Despite continuously rising tuition, over the past 20 years, universities have increased their higher of support staff at a much hiring rate than their enrollment of students, according to a report by the Center for College Affordability and Productivity.
Daniel Bennett, the report’s author, studied data from the U.S. Department of Education on more than 2,782 colleges from 1987 to 2007 and found that colleges and universities had doubled their back-office staff while enrolling only 40 percent more students.
While the report did not draw a direct connection between tuition hikes and the rise in support staff, it concluded that the increased hiring of managers and support personnel qualified as unproductive spending.
Universities should focus more on enrolling students and hiring educators and less on creating support positions. According to the New York Times, many universities have stopped hiring since the recession. Once the economy recovers, universities should not resume their earlier hiring practices.
Some of the new jobs at universities were created to deal with new technologies, but according to the Chronicle of Higher Education, many positions were created in response to higher expectations from students and parents.
Robert A. Sevier, senior vice president for strategy at the higher-education marketing
company Stamats, told the Chronicle that for many students, “the educational experience is increasingly a lifestyle experience.”
While many students expect to get more out of college than an education, universities should not invest so much in creating a social experience. The report also found that the hiring of instructors increased by only 50 percent. If universities want to improve the educational experience, why aren’t they hiring more teachers?

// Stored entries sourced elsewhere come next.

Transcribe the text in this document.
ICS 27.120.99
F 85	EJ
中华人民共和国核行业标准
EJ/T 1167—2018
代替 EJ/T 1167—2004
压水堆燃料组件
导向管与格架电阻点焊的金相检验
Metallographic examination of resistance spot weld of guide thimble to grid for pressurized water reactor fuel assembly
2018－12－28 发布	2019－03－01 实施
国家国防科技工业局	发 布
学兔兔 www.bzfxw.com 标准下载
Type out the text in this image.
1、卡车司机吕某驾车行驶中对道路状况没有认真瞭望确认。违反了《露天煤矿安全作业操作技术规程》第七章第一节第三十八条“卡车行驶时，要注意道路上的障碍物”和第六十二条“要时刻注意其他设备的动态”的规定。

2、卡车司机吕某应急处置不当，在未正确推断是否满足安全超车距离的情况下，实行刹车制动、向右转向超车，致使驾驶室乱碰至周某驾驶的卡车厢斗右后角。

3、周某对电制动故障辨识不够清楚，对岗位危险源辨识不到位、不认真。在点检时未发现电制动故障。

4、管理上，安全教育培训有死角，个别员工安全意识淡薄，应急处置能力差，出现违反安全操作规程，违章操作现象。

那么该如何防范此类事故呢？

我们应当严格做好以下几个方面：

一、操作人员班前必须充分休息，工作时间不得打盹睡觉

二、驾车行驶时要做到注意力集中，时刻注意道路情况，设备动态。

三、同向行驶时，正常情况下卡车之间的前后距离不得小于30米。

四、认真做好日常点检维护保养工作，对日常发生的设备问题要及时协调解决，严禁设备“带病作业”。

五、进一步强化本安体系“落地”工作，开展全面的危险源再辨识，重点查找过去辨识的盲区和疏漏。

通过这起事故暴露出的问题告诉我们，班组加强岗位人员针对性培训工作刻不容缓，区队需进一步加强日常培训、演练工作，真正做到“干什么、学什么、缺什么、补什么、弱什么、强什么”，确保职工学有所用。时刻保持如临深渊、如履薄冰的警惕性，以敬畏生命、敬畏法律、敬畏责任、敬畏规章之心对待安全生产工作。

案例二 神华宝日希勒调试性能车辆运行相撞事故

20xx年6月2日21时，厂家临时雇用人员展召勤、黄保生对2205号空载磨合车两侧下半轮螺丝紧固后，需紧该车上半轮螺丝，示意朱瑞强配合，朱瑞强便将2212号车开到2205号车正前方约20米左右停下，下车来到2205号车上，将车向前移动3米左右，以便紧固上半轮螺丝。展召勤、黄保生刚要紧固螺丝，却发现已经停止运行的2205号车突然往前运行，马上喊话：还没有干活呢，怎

During the 20-year period studied the ratio of managers and support staff to students rose by 34 percent, while the ratio of instructors to students rose just 10 percent.
Pat Callan, president of the National Center for Public Policy and Higher Education, said to the Times that “on a case-by-case basis, many of these hiring decisions might be good ones, but overall, it’s not a sustainable trend.”
“At a time when we’re trying to do something to hold down tuition increases, this gives us a pretty good clue where we ought to be looking,” Callan said. “And it does raise questions about the conventional wisdom that you can’t do anything to control tuition without affecting academic quality.”
In the future, universities should cut down the size of their support staffs. Streamlining the staff will help universities safe money and increase productivity, and may lead to lower tuition for students.